Why can’t we have nice things? And by “nice things,” I mean Jason Momoa in a) some actual color and b) spandex. We’re all well aware that the DCEU wants desperately to make Aquaman “badass” and that means a bunch of armor and some color bleaching, I guess. But there’s got to be some happy medium between what we’ve seen and what the comics give him. In fact, I actually have some hope that James Wan will deliver a brighter version of this character, since while Mera seen in the Justice League trailer is as washed out as ever, this photo Wan shared is much more what we expect from Atlantis. And if the woman gets the low-cut, form-fitting, bright costume and the man does not, that will be a shame.
Villains really get the short shrift in superhero movies. Maybe it is harder to take a villain in an elaborate get-up seriously, especially if they’re meant to be people from our Earth and our time. But that said, Doctor Strange basically had his comics costume in his movie, down to the wild cape and tall collar. The first movie didn’t have Chiwetel Ejiofor’s Karl Mordo as the big bad, but it clearly sent him down the path. Frustratingly, the only hint of his comic book fabulousness was that he wore green. And then, when he showed up having left the Masters of the Mystic Arts, he was in a hoodie. COME ON. If he’s going to fight Strange, he can’t just match him in magic. He has to match him in style.
I can feel it in my bones: the DCEU’s Justice League Dark is going to tone Deadman’s look way down. As it is—save for Swamp Thing—the rest of the team is pretty sedate in their original comic book looks. The team for the movie will supposedly be Constantine, Swamp Thing, Madame Xanadu, Deadman, and Zatanna—that’s a trenchcoat, mud and leaves, a dress and jewelry, and a black and white magician’s tuxedo and top hat. Deadman’s the one with the most unique superhero costume, and he should get to keep it. Red jumpsuit with a “D” on it. For Deadman.
Freeform’s New Warriors is so going to go for teen-friendly looks. And for Doreen Green, I bet anything it’s like a brown fur coat and some brown leggings. The rest of her look can be tamed a fair bit, actually, but some exec is going to think the tail is too ridiculous. And if Squirrel Girl doesn’t have a giant, fluffy tail on this show, we should refuse to watch. We should, but we won’t. We’re that excited for this.
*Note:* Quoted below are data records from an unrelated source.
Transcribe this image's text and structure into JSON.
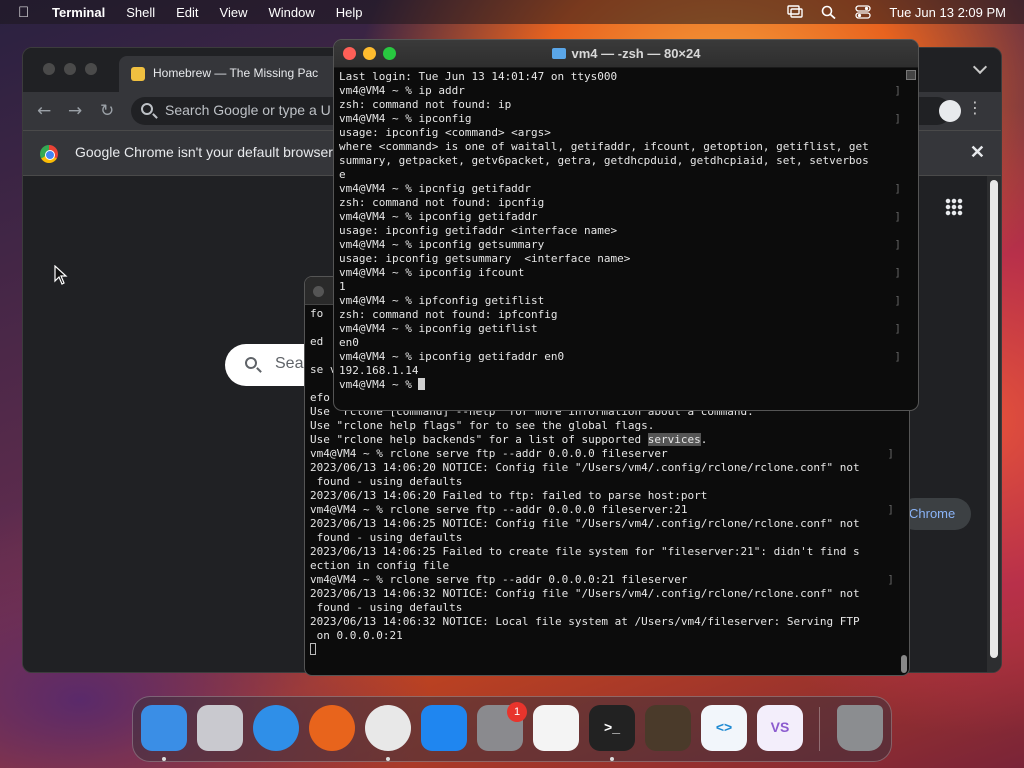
{
  "menubar": {
    "app_name": "Terminal",
    "menus": [
      "Shell",
      "Edit",
      "View",
      "Window",
      "Help"
    ],
    "clock": "Tue Jun 13  2:09 PM"
  },
  "chrome": {
    "tab_title": "Homebrew — The Missing Pac",
    "omnibox_placeholder": "Search Google or type a U",
    "infobar_text": "Google Chrome isn't your default browser",
    "search_placeholder": "Sea",
    "set_default_label": "Chrome"
  },
  "terminal_front": {
    "title": "vm4 — -zsh — 80×24",
    "lines": [
      {
        "t": "Last login: Tue Jun 13 14:01:47 on ttys000",
        "b": false
      },
      {
        "t": "vm4@VM4 ~ % ip addr",
        "b": true
      },
      {
        "t": "zsh: command not found: ip",
        "b": false
      },
      {
        "t": "vm4@VM4 ~ % ipconfig",
        "b": true
      },
      {
        "t": "usage: ipconfig <command> <args>",
        "b": false
      },
      {
        "t": "where <command> is one of waitall, getifaddr, ifcount, getoption, getiflist, get",
        "b": false
      },
      {
        "t": "summary, getpacket, getv6packet, getra, getdhcpduid, getdhcpiaid, set, setverbos",
        "b": false
      },
      {
        "t": "e",
        "b": false
      },
      {
        "t": "vm4@VM4 ~ % ipcnfig getifaddr",
        "b": true
      },
      {
        "t": "zsh: command not found: ipcnfig",
        "b": false
      },
      {
        "t": "vm4@VM4 ~ % ipconfig getifaddr",
        "b": true
      },
      {
        "t": "usage: ipconfig getifaddr <interface name>",
        "b": false
      },
      {
        "t": "vm4@VM4 ~ % ipconfig getsummary",
        "b": true
      },
      {
        "t": "usage: ipconfig getsummary  <interface name>",
        "b": false
      },
      {
        "t": "vm4@VM4 ~ % ipconfig ifcount",
        "b": true
      },
      {
        "t": "1",
        "b": false
      },
      {
        "t": "vm4@VM4 ~ % ipfconfig getiflist",
        "b": true
      },
      {
        "t": "zsh: command not found: ipfconfig",
        "b": false
      },
      {
        "t": "vm4@VM4 ~ % ipconfig getiflist",
        "b": true
      },
      {
        "t": "en0",
        "b": false
      },
      {
        "t": "vm4@VM4 ~ % ipconfig getifaddr en0",
        "b": true
      },
      {
        "t": "192.168.1.14",
        "b": false
      }
    ],
    "prompt": "vm4@VM4 ~ % "
  },
  "terminal_back": {
    "peek_lines": [
      "fo",
      "",
      "ed ",
      "",
      "se v",
      "",
      "efo"
    ],
    "lines": [
      {
        "t": "Use \"rclone [command] --help\" for more information about a command.",
        "b": false
      },
      {
        "t": "Use \"rclone help flags\" for to see the global flags.",
        "b": false
      },
      {
        "t": "Use \"rclone help backends\" for a list of supported ",
        "hl": "services",
        "tail": ".",
        "b": false
      },
      {
        "t": "vm4@VM4 ~ % rclone serve ftp --addr 0.0.0.0 fileserver",
        "b": true
      },
      {
        "t": "2023/06/13 14:06:20 NOTICE: Config file \"/Users/vm4/.config/rclone/rclone.conf\" not",
        "b": false
      },
      {
        "t": " found - using defaults",
        "b": false
      },
      {
        "t": "2023/06/13 14:06:20 Failed to ftp: failed to parse host:port",
        "b": false
      },
      {
        "t": "vm4@VM4 ~ % rclone serve ftp --addr 0.0.0.0 fileserver:21",
        "b": true
      },
      {
        "t": "2023/06/13 14:06:25 NOTICE: Config file \"/Users/vm4/.config/rclone/rclone.conf\" not",
        "b": false
      },
      {
        "t": " found - using defaults",
        "b": false
      },
      {
        "t": "2023/06/13 14:06:25 Failed to create file system for \"fileserver:21\": didn't find s",
        "b": false
      },
      {
        "t": "ection in config file",
        "b": false
      },
      {
        "t": "vm4@VM4 ~ % rclone serve ftp --addr 0.0.0.0:21 fileserver",
        "b": true
      },
      {
        "t": "2023/06/13 14:06:32 NOTICE: Config file \"/Users/vm4/.config/rclone/rclone.conf\" not",
        "b": false
      },
      {
        "t": " found - using defaults",
        "b": false
      },
      {
        "t": "2023/06/13 14:06:32 NOTICE: Local file system at /Users/vm4/fileserver: Serving FTP",
        "b": false
      },
      {
        "t": " on 0.0.0.0:21",
        "b": false
      }
    ]
  },
  "dock": {
    "settings_badge": "1",
    "apps": [
      {
        "name": "finder",
        "color": "#3a8ee6",
        "running": true
      },
      {
        "name": "launchpad",
        "color": "#c9c9cf",
        "running": false
      },
      {
        "name": "safari",
        "color": "#2f8fe8",
        "running": false
      },
      {
        "name": "firefox",
        "color": "#e8641c",
        "running": false
      },
      {
        "name": "chrome",
        "color": "#e8e8e8",
        "running": true
      },
      {
        "name": "app-store",
        "color": "#1f86f0",
        "running": false
      },
      {
        "name": "system-settings",
        "color": "#8a8a8e",
        "running": false
      },
      {
        "name": "textedit",
        "color": "#f4f4f4",
        "running": false
      },
      {
        "name": "terminal",
        "color": "#222222",
        "running": true
      },
      {
        "name": "garageband",
        "color": "#4a3a2a",
        "running": false
      },
      {
        "name": "vscode",
        "color": "#f2f6fb",
        "running": false
      },
      {
        "name": "visual-studio",
        "color": "#f3eefb",
        "running": false
      },
      {
        "name": "trash",
        "color": "#8b8d90",
        "running": false
      }
    ]
  },
  "colors": {
    "traffic_red": "#fe5f57",
    "traffic_yellow": "#febc2e",
    "traffic_green": "#28c840"
  }
}
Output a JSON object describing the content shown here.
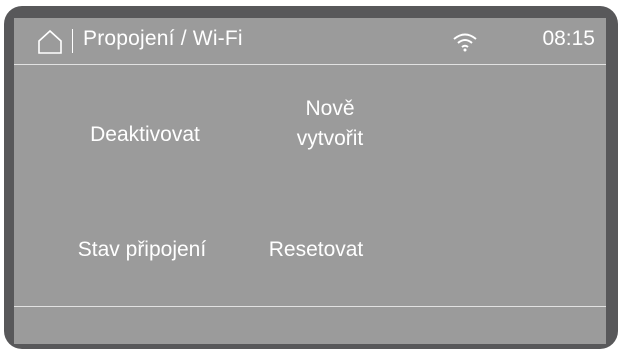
{
  "header": {
    "title": "Propojení / Wi-Fi",
    "time": "08:15",
    "icons": {
      "home": "home-icon",
      "wifi": "wifi-icon"
    }
  },
  "menu": {
    "deactivate": "Deaktivovat",
    "create_new_line1": "Nově",
    "create_new_line2": "vytvořit",
    "connection_status": "Stav připojení",
    "reset": "Resetovat"
  },
  "colors": {
    "bezel": "#58585a",
    "screen": "#9b9b9b",
    "text": "#ffffff"
  }
}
After Captain America: Civil War, Steve Rogers is no longer a sanctioned superhero. In the comics, Steve has abandoned the title and costume of Captain America a number of times. One of those led to the creation of Nomad, who has any number of costumes I would give my right arm to see on Chris Evans. Key to all of them is a very deep v-neck, an exuberant outcropping from the shoulders that are secured by circles, and a mask that covers slightly too much of the face to not look weird. Please, give me this. Make this work, Marvel. You got the star-spangled look to work. Give me this one.